Ten seconds to live or die. In the face of that cruel deadline, of that callous declaration, she was surprised to find her fear gave away before something else: Determination. Masuyo couldn't—wouldn't—die here. She refused.

"One."

She didn't have ten seconds to save herself. She had ten seconds to prove that Pierce hadn't been wasting his time on her. To prove she was more than dead weight, tolerated because of her ties to June.

"Two."

The sun had finally retreated altogether, but the meadow was illuminated by the blessedly still mostly full moon. Low light practice, just like she wanted.

"Three."

The pain from her straining wounds crystallized her focus, a weakness become weapon. Her shaking stilled.

"Four."

There was a gentle breeze caressing the meadow, ruffling the tall blades of grass covering the mile between Masuyo and her target.

"Five."

She laid eyes on her target and followed the gently bobbing path her unconscious movements traced over it.

"Six."

Now.

"Sev—"

She pulled the trigger.

The suppressor on her barrel diminished the light and sound of the shot, but in the dark quiet of the meadow, for a solitary moment, it felt as if the world were ending. Masuyo froze, almost in a state of suspended animation, as Pierce slowly and carefully released the hammer, set the safety, and holstered his pistol in its normal resting place on his hip. He then picked up his own set of binoculars. Several long seconds passed. "Grazing, but sufficient."

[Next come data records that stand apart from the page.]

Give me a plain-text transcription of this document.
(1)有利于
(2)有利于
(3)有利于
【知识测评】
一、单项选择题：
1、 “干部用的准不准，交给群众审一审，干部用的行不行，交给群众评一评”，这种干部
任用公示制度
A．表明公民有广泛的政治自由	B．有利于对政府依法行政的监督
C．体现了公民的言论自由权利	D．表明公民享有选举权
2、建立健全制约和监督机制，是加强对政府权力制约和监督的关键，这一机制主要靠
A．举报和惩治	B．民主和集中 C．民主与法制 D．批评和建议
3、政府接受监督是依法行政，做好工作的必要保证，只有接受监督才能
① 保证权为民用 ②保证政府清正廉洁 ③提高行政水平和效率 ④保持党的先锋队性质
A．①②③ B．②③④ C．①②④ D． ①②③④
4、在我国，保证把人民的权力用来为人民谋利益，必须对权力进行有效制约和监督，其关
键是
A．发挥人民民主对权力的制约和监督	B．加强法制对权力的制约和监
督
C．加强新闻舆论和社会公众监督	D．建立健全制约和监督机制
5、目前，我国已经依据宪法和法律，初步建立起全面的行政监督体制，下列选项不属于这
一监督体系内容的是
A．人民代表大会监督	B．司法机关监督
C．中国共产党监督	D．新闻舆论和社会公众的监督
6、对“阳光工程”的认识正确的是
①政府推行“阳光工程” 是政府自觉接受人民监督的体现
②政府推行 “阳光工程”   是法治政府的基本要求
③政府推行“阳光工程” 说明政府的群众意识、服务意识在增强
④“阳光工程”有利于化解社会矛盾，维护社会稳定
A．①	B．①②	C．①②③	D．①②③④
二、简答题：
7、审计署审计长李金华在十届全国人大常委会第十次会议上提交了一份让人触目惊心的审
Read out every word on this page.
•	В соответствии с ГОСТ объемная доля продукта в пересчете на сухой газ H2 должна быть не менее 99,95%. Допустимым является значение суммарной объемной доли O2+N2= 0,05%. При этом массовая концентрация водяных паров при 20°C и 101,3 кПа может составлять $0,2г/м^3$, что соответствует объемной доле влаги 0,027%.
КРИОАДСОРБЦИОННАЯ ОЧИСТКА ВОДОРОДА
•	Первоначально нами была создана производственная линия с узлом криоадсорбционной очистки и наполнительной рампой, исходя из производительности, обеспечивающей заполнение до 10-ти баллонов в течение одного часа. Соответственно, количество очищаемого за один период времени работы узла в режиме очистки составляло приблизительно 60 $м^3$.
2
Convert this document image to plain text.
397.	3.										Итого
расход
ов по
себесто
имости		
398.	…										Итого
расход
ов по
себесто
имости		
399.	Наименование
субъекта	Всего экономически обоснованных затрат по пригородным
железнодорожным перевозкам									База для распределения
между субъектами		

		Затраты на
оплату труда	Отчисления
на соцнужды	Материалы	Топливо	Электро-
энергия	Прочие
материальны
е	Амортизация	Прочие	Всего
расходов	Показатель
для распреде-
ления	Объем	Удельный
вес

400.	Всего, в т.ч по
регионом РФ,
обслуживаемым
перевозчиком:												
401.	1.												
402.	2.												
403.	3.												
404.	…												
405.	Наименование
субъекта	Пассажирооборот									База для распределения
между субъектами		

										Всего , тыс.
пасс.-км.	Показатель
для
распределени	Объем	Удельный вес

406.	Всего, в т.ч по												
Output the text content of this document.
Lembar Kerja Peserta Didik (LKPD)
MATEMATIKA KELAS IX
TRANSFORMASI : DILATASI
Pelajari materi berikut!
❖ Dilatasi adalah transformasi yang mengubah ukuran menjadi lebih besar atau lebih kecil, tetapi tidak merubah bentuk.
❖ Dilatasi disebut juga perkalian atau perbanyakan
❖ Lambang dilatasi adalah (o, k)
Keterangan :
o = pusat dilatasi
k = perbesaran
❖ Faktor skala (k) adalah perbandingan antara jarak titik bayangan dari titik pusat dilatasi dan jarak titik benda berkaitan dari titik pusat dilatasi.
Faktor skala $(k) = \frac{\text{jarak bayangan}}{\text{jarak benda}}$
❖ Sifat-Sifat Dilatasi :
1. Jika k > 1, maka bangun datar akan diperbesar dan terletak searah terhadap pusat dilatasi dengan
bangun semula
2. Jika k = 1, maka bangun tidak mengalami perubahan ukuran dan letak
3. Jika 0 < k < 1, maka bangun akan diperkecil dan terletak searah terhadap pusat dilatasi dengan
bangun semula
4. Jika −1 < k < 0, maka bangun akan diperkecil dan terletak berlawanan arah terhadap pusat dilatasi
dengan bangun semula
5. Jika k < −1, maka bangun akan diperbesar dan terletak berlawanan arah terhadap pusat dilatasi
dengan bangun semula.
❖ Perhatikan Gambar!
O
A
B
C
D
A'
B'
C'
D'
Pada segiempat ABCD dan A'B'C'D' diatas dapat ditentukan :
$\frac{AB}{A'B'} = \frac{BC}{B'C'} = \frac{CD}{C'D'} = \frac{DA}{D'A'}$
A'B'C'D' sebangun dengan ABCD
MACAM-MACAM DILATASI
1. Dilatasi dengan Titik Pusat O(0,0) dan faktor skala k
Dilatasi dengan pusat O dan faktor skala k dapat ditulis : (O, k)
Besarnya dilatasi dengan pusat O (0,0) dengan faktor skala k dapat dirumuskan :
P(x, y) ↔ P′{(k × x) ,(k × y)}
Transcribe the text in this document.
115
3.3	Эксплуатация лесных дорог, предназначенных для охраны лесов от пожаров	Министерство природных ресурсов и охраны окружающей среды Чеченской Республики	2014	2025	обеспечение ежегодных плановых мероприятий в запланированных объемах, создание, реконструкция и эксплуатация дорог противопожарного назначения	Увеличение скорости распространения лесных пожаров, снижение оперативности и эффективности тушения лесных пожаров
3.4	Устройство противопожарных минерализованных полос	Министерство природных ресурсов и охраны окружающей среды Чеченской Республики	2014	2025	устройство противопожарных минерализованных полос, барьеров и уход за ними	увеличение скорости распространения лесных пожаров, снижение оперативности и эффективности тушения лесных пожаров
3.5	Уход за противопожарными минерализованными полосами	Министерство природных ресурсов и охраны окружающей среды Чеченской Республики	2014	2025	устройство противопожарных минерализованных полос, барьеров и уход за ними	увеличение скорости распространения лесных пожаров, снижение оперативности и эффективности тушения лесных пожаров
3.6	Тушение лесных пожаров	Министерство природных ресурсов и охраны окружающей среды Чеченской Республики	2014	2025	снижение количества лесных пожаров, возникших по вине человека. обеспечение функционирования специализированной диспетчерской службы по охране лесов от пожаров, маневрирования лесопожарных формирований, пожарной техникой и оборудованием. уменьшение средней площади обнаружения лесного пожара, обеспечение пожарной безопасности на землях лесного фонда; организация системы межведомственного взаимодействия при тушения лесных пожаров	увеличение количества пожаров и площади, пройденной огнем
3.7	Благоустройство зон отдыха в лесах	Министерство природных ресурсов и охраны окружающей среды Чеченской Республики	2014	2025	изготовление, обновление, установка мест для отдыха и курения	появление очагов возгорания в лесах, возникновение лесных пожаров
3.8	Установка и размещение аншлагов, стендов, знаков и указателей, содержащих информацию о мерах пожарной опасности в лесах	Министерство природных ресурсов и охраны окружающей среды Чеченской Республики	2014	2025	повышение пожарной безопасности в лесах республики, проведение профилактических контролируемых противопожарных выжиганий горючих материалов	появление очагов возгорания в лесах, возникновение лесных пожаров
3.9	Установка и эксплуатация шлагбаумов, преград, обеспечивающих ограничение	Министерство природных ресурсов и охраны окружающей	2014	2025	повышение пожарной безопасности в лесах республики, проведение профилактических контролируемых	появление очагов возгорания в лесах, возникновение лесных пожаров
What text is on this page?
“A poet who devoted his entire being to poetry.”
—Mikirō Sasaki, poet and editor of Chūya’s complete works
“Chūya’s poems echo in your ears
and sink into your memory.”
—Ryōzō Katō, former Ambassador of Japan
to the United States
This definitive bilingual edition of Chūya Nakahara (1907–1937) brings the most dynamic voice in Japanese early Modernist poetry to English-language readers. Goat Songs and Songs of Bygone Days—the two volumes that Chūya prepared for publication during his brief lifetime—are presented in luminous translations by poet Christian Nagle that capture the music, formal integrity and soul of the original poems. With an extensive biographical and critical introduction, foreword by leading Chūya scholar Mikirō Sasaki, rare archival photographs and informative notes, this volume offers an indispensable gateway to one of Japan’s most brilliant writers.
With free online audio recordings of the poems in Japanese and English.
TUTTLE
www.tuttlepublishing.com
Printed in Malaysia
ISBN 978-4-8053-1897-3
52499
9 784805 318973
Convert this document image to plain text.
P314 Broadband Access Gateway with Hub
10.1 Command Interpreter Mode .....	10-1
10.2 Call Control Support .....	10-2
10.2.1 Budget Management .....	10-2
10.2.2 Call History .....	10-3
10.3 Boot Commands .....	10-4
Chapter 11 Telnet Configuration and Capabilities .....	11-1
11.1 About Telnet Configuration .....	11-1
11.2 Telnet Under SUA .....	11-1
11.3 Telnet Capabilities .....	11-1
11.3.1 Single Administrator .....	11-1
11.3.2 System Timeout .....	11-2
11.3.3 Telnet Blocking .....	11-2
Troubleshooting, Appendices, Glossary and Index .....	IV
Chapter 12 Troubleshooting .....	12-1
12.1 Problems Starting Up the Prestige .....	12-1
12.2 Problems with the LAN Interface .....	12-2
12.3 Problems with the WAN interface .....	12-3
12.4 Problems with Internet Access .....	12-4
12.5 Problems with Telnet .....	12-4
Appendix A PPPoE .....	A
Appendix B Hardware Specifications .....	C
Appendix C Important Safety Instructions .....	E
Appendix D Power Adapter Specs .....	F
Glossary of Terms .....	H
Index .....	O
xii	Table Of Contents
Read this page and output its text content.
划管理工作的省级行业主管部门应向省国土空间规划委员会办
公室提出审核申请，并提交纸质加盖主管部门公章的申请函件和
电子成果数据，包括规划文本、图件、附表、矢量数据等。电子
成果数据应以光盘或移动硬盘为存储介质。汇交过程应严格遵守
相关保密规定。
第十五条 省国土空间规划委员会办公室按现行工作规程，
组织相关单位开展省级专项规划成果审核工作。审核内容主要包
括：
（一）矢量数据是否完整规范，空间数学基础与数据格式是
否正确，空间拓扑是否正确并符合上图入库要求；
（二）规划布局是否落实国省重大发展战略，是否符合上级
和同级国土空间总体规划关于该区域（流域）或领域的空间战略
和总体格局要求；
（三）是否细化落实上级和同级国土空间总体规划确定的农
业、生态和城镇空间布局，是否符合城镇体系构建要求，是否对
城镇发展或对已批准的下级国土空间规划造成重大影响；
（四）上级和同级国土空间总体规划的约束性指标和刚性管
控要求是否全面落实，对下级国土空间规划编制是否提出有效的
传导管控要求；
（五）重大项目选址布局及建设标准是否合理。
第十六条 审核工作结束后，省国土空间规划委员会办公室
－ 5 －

The invisible vice that had been gripping her tight abruptly released, and she almost crumpled against her weapon. At first, all she could only manage was to breathe. Her eyelids fluttered, control of even that little of a task insurmountable. It took time, but eventually she recovered enough to exhale a raw, "Why…?"

He set the binoculars aside, his grim countenance focused once again exclusively on her. "A shooting range isn't real life. Targets move. Windows of opportunity are limited. You will not be safe. You will not be calm. And you will most certainly not have the luxury of taking your time."

Masuyo took a moment to drink that in, slowly recovering enough to begin pulling herself up. "Would you have really shot me?"

"Never point your gun at anything you aren't willing to destroy." He turned away to deposit the binoculars in his bag, exchanging them for a flashlight. "I know the look in those eyes of yours by now. Pack quickly, and let's get moving. I'll take the first shift driving. Rest up so you can take over."

She forced herself the rest of the up. Her hands begin to dissemble her rifle on autopilot. "Thanks, Pierce."